An Overview: Choosing the Correct Statistical Test

 

 

The correct statistical test for an experiment largely depends on the nature of the independent and dependent variables analyzed. For the purpose of choosing a statistical test, variables fall into two classes: Categorical and Continuous. Categorical variable values cannot be sequentially ordered or differentiated from each other using a mathematical method.

Examples include:

        gender

        ethnicity

        software user interfaces

 

Continuous variables are numeric values that can be ordered sequentially, and that do not naturally fall into discrete ranges.

Examples include:

        weight

        number of seconds it takes to perform a task

        number of words on a user interface

 

These concepts can be combined to make a simple model for choosing the correct statistical testi

 

 

Dependent Variable

Categorical

Continuous

Independent

Variable

Categorical

Chi Square

t-test, ANOVA

Continuous

LDA, QDA

Regression

 

The model is straightforward, illustrating how the nature of the independent and dependent variables drive the choice of a statistical test.

 

With understanding of the basic model for choosing a statistical test, we can add relevant details to the model.
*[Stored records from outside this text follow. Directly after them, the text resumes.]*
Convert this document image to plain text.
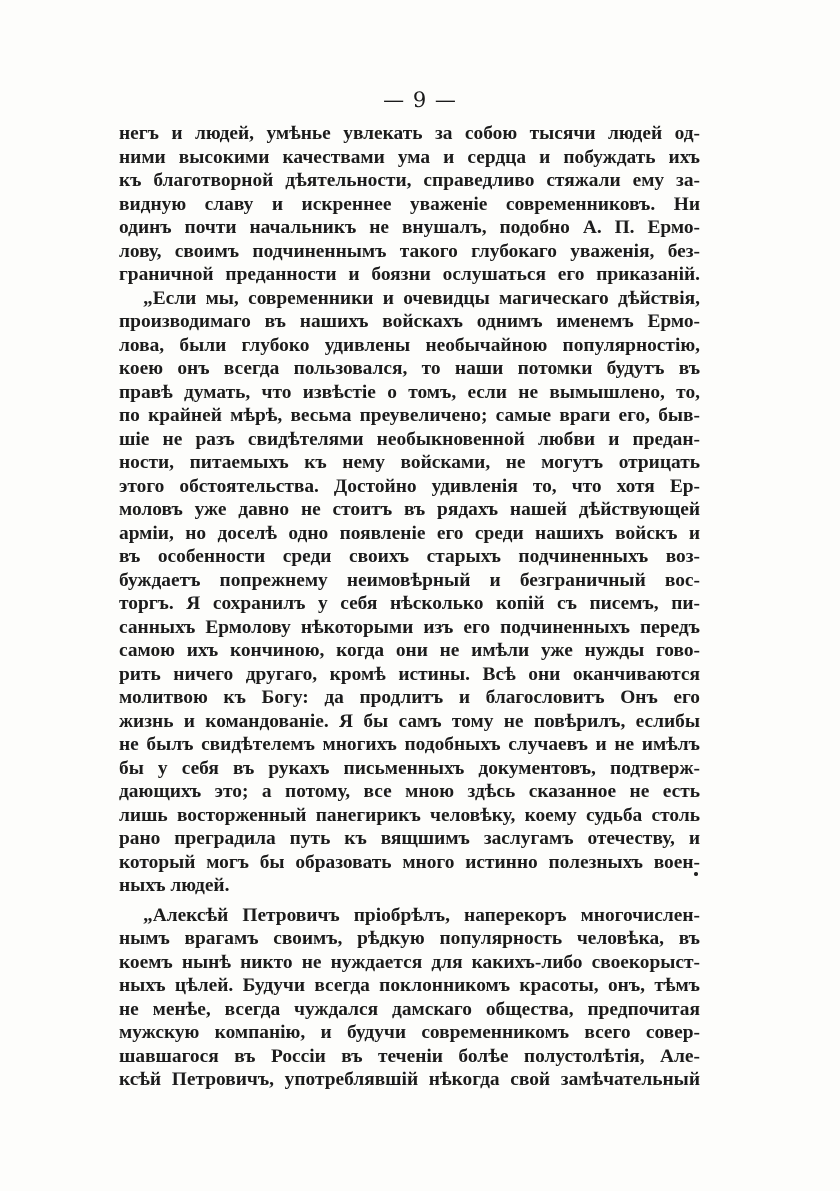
— 9 —
негъ и людей, умѣнье увлекать за собою тысячи людей од-
ними высокими качествами ума и сердца и побуждать ихъ
къ благотворной дѣятельности, справедливо стяжали ему за-
видную славу и искреннее уваженіе современниковъ. Ни
одинъ почти начальникъ не внушалъ, подобно А. П. Ермо-
лову, своимъ подчиненнымъ такого глубокаго уваженія, без-
граничной преданности и боязни ослушаться его приказаній.
„Если мы, современники и очевидцы магическаго дѣйствія,
производимаго въ нашихъ войскахъ однимъ именемъ Ермо-
лова, были глубоко удивлены необычайною популярностію,
коею онъ всегда пользовался, то наши потомки будутъ въ
правѣ думать, что извѣстіе о томъ, если не вымышлено, то,
по крайней мѣрѣ, весьма преувеличено; самые враги его, быв-
шіе не разъ свидѣтелями необыкновенной любви и предан-
ности, питаемыхъ къ нему войсками, не могутъ отрицать
этого обстоятельства. Достойно удивленія то, что хотя Ер-
моловъ уже давно не стоитъ въ рядахъ нашей дѣйствующей
арміи, но доселѣ одно появленіе его среди нашихъ войскъ и
въ особенности среди своихъ старыхъ подчиненныхъ воз-
буждаетъ попрежнему неимовѣрный и безграничный вос-
торгъ. Я сохранилъ у себя нѣсколько копій съ писемъ, пи-
санныхъ Ермолову нѣкоторыми изъ его подчиненныхъ передъ
самою ихъ кончиною, когда они не имѣли уже нужды гово-
рить ничего другаго, кромѣ истины. Всѣ они оканчиваются
молитвою къ Богу: да продлитъ и благословитъ Онъ его
жизнь и командованіе. Я бы самъ тому не повѣрилъ, еслибы
не былъ свидѣтелемъ многихъ подобныхъ случаевъ и не имѣлъ
бы у себя въ рукахъ письменныхъ документовъ, подтверж-
дающихъ это; а потому, все мною здѣсь сказанное не есть
лишь восторженный панегирикъ человѣку, коему судьба столь
рано преградила путь къ вящшимъ заслугамъ отечеству, и
который могъ бы образовать много истинно полезныхъ воен-
ныхъ людей.
„Алексѣй Петровичъ пріобрѣлъ, наперекоръ многочислен-
нымъ врагамъ своимъ, рѣдкую популярность человѣка, въ
коемъ нынѣ никто не нуждается для какихъ-либо своекорыст-
ныхъ цѣлей. Будучи всегда поклонникомъ красоты, онъ, тѣмъ
не менѣе, всегда чуждался дамскаго общества, предпочитая
мужскую компанію, и будучи современникомъ всего совер-
шавшагося въ Россіи въ теченіи болѣе полустолѣтія, Але-
ксѣй Петровичъ, употреблявшій нѣкогда свой замѣчательный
First, we need to address two additional types of variables, ordinal and interval.

 

First, ordinal variables are similar to continuous variables; they can be ordered sequentially. They are also similar to categorical variables because they (perhaps) cannot be differentiated from each other using a mathematical method. For example, education level is an ordinal variable. The levels of educational achievement (high school, some college, undergraduate degree, etc.) can be sequenced in the order in which they are achieved, and when defined as such, cannot be differentiated from each other mathematically. So the question is, using the simple model for choosing a statistical test, is an ordinal variable Categorical or Continuous? The answer depends on how the researcher defines the variable. When education levels are defined as high school, some college, undergraduate degree, etc., the levels are categorical, and the researcher should choose a test for categorical data. The researcher could, however, define education level in a slightly different way. If the researcher instead defined education level as years of full-time education, then the variable takes on the characteristics of a Continuous variable, and the researcher should choose a statistical test for a Continuous variable.

 

Interval variables also exhibit characteristics of Categorical and Continuous variables. Interval variables fall into equally spaced ranges. For example, an experimenter collects salary levels using the following ranges:

 

        $10,000 20,000

        $20, 000 30,000

        $30,0000 40,000, etc.

 

The values can be numerically sequenced, so they are similar to Continuous variables. Because the ranges are equally spaced, though, an unnatural restriction is placed on the values, and thus they are similar to Categorical values. When it comes to choosing a statistical test, there is no hard and fast rule for defining interval data as Categorical or Continuous, and the researcher should use his/her discretion in making the choice. Granularity of ranges is a reasonable guide for deciding how to define the data. For example, when intervals are granular, the researcher may decide to define the variable as Continuous, and for coarser intervals, Categorical.

 

Number of variables

The number of independent and dependent variable in the experiment also affect which statistical test to choose. For example, linear regression applies when the researcher compares 1 continuous dependent variable and 1 continuous independent variable. Multiple regression applies when the researcher compares 2 or more continuous independent variables against 1 continuous dependent variable.

 

The number of levels of a categorical variable can also drive which statistical test to use. For example, a researcher wants to compare whether gender affects the amount of time to perform a task using a given user interface. Gender serves as a 2 level categorical independent variable because it has 2 possible values: male and female. Time to complete the task would serve as the continuous dependent variable. In this example, a 2-sample t-test would be the correct statistical test. If the categorical independent variable has more than 2 values, however, one-way ANOVA should be applied. Throughout this guide, the number of independent and dependent variables needed to run the statistical test are included right after the section heading.

 

Normality

For a given set of independent and dependent variables, often there are two statistical tests available: one parametric and one non-parametric. Parametric tests are appropriate when continuous variables follow a normal distribution, and non-parametric tests are appropriate when they do not. Throughout this guide, the numeric distribution requirements are included right after the section heading.

 

 



 

The views and opinions expressed in this page are strictly those of the page author.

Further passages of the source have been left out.